Cows dictated almost all Missouri farm families’ schedule in the 1940s. You couldn’t go anywhere until finishing the morning milking and you had to be back in time for the evening milking.
Before electricity came to our farm, we usually milked eight or nine Jerseys and Guernsey by hand. My parents sat on stools and squirted the milk into a bucket. They finished the morning milking before breakfast, and before dawn much of the year. Kerosene lanterns hung provided the light. You had to be careful because the loft above the cows contained hay, and any spark could set the whole barn on fire.
My sisters and I helped only with the evening milking, doing the most in the summer when my father worked late in the fields. We drove the cows from the pasture to our red barn, put ground grain in the wood box in front of each cow’s stanchion (boards that closed on her neck and kept her in place), pumped water from a well into a tank, and occasionally helped clean out the manure trench.

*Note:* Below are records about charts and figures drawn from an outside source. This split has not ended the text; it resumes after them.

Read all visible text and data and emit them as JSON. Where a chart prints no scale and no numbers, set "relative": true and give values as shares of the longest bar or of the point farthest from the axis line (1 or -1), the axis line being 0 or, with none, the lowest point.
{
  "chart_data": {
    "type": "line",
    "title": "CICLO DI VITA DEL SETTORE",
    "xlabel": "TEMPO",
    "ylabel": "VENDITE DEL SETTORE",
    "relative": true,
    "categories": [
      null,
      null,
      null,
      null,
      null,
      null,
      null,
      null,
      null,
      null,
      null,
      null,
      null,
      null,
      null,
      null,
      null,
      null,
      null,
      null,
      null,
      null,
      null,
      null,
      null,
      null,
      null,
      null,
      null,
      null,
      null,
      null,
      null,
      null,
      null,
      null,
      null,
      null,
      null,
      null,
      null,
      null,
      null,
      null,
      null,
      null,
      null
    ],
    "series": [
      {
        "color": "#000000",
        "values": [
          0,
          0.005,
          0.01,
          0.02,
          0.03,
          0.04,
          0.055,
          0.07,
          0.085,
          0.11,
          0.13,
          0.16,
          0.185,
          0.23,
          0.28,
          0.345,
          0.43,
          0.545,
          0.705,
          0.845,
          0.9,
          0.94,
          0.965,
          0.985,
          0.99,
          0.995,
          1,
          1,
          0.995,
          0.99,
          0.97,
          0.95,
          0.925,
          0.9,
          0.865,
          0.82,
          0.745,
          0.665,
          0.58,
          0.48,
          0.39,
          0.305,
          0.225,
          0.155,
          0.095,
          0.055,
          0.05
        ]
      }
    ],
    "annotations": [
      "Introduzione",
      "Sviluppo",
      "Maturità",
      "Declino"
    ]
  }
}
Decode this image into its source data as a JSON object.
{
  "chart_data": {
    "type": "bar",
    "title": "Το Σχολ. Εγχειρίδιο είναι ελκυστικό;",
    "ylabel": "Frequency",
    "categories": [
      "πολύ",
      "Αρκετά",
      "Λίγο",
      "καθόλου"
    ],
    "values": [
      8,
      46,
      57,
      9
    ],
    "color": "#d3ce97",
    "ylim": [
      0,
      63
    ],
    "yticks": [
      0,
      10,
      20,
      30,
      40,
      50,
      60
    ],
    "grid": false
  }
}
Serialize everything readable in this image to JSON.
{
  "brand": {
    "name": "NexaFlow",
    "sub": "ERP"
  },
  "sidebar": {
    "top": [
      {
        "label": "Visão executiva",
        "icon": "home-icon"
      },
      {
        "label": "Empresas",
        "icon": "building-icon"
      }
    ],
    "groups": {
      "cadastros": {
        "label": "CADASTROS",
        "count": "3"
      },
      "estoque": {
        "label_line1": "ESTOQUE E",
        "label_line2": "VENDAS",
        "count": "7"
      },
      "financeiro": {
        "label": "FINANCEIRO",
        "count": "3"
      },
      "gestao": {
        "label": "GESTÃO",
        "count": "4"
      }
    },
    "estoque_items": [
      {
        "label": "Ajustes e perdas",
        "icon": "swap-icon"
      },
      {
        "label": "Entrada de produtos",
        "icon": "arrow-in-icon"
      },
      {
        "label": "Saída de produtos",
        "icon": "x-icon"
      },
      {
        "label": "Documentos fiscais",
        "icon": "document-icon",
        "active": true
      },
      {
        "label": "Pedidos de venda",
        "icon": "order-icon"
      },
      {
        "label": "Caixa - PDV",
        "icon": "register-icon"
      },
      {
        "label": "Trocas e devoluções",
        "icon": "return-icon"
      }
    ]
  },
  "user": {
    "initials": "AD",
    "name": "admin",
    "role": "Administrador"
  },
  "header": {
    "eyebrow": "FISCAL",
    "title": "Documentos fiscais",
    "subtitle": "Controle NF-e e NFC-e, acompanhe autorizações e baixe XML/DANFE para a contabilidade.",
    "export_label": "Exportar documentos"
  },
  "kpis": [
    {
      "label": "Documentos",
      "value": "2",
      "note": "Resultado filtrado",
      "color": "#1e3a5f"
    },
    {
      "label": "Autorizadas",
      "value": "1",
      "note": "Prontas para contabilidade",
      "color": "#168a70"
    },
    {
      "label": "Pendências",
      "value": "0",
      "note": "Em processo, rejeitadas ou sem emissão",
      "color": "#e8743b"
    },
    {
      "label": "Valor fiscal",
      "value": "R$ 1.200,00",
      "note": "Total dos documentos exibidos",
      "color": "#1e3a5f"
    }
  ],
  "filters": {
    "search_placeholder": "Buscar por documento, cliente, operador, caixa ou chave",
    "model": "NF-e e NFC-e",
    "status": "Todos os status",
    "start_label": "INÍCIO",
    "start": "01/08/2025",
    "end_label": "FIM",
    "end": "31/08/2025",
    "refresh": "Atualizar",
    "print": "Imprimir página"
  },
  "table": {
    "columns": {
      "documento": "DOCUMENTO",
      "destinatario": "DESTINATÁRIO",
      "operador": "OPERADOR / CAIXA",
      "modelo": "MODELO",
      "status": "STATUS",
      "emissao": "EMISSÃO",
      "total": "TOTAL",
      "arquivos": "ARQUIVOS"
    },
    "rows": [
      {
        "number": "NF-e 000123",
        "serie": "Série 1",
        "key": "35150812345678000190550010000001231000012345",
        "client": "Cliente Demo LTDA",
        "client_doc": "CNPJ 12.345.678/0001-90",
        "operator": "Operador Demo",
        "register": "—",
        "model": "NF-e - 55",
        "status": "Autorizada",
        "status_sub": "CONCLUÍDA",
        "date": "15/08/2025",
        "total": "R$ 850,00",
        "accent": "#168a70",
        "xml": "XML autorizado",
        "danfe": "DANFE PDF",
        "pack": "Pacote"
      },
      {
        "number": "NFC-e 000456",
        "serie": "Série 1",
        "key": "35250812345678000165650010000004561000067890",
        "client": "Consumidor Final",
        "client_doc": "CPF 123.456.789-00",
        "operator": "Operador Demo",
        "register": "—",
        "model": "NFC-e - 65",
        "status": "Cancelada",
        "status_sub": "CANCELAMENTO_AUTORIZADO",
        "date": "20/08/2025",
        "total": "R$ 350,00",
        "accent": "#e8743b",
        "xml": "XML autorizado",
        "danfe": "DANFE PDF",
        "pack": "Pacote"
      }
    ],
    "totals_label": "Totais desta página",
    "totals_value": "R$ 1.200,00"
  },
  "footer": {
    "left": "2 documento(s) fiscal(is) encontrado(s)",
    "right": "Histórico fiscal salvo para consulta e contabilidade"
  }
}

Electricity let us double and then triple the size of the herd because the milking units, which attached to all four teats at once, increased the speed and ease of milking. My jobs didn’t change much, except that we didn’t have room to put all the cows in the barn to milk at once. Most were eager for their turn, both to have their bulging udders emptied and to get their feed. Some of them knew their names. One of us would open the barn door and holler the name of the next cow and she would hurry in and to her place.
Naming thirty cows gets to be a challenge. If my father bought a cow from a farmer, he named it after the farmer’s wife. If a heifer calf was born to one of our cows, she might get her own name or be named after her mother. At one time we had Spot, Spot 1, Spot 2, Spot 3, Spot 4, Spot 5, and Spot 6. They all bore similar markings, and they were all more nervous than our other cows. A couple of them (4 and 5?) were hard to tell apart.
Most dairy cows, particularly Jerseys, appear serene, and they gaze at you with beautiful brown eyes. Nice as they are, the necessity of giving them priority twice a day year after year is enough to drive you off the farm.